Some in the small but fervent community of marathon swimmers have questioned the legitimacy of Nyad’s achievement, which has not been officially ratified and was recently the subject of an investigation by two prominent organizations in open water swimming. In light of this film, decade-old questions about the way Nyad’s swim from Cuba to Florida was conducted and documented, along with accusations about Nyad’s character and tendency to inflate her own accomplishments, have resurfaced.

Vasarhelyi and Chin, who said they conducted their own research into these claims and found them to be of little merit, have repeatedly insisted that “Nyad” has never been about claiming a record to begin with; instead, they wanted to tell a story about how it is never too late to pursue one’s dreams. The filmmakers also hoped to show Nyad in all her “thorny” complexity, with Vasarhelyi comparing the swimmer to a mille-feuille, a multilayered French pastry that is both “complicated” but “vulnerable.”
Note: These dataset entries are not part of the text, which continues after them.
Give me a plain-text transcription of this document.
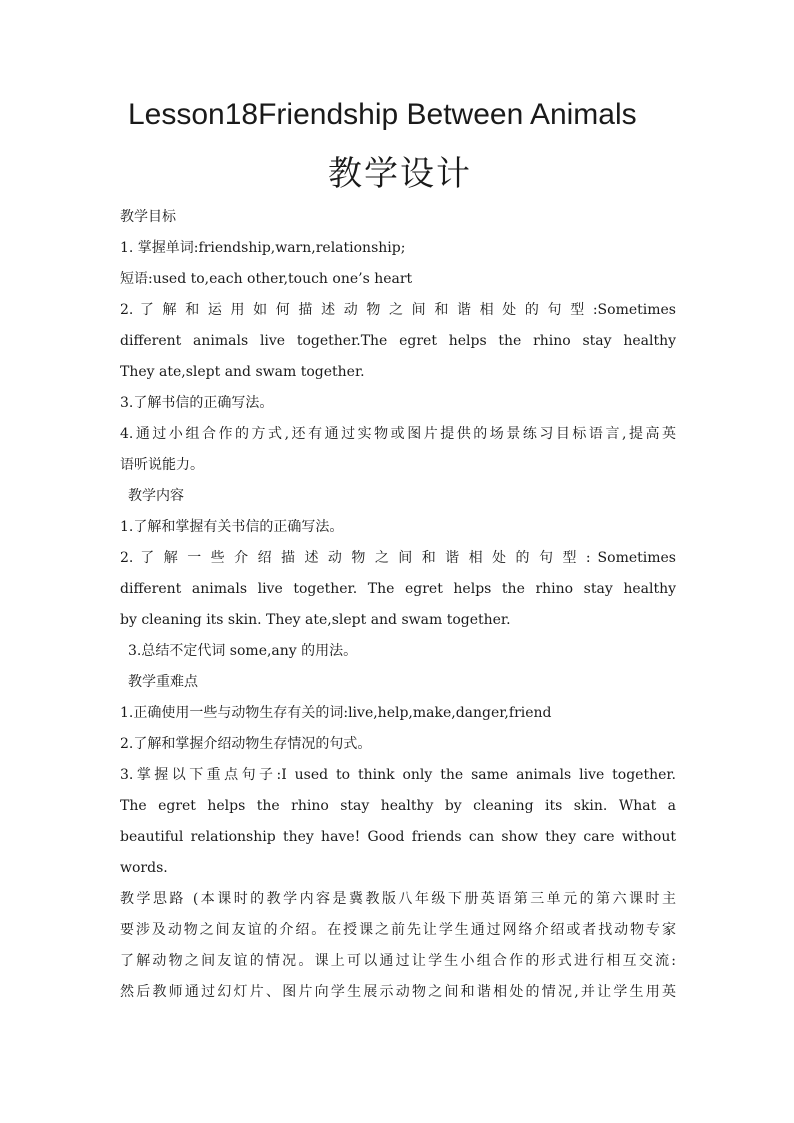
Lesson18Friendship Between Animals
教学设计
教学目标
1. 掌握单词:friendship,warn,relationship;
短语:used to,each other,touch one’s heart
2. 了 解 和 运 用 如 何 描 述 动 物 之 间 和 谐 相 处 的 句 型 :Sometimes
different animals live together.The egret helps the rhino stay healthy
They ate,slept and swam together.
3.了解书信的正确写法。
4.通过小组合作的方式,还有通过实物或图片提供的场景练习目标语言,提高英
语听说能力。
教学内容
1.了解和掌握有关书信的正确写法。
2. 了 解 一 些 介 绍 描 述 动 物 之 间 和 谐 相 处 的 句 型 : Sometimes
different animals live together. The egret helps the rhino stay healthy
by cleaning its skin. They ate,slept and swam together.
3.总结不定代词 some,any 的用法。
教学重难点
1.正确使用一些与动物生存有关的词:live,help,make,danger,friend
2.了解和掌握介绍动物生存情况的句式。
3.掌握以下重点句子:I used to think only the same animals live together.
The egret helps the rhino stay healthy by cleaning its skin. What a
beautiful relationship they have! Good friends can show they care without
words.
教学思路 (本课时的教学内容是冀教版八年级下册英语第三单元的第六课时主
要涉及动物之间友谊的介绍。在授课之前先让学生通过网络介绍或者找动物专家
了解动物之间友谊的情况。课上可以通过让学生小组合作的形式进行相互交流:
然后教师通过幻灯片、图片向学生展示动物之间和谐相处的情况,并让学生用英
“I just think as a society, people are uncomfortable with women showing ambition, or it’s often called being ‘dislikable,’” Vasarhelyi said. “People are uncomfortable with seeing aging bodies that are no longer 25 years old. Both Annette and Jodie were adamant that there was no touch-up to their bodies, there was no fixing of whatever, which is incredibly admirable, and it takes a real commitment to your craft to be like that. It seemed incredibly important to be able to create these roles for two of the best female actors of their generation where they could throw themselves into playing a complete woman.”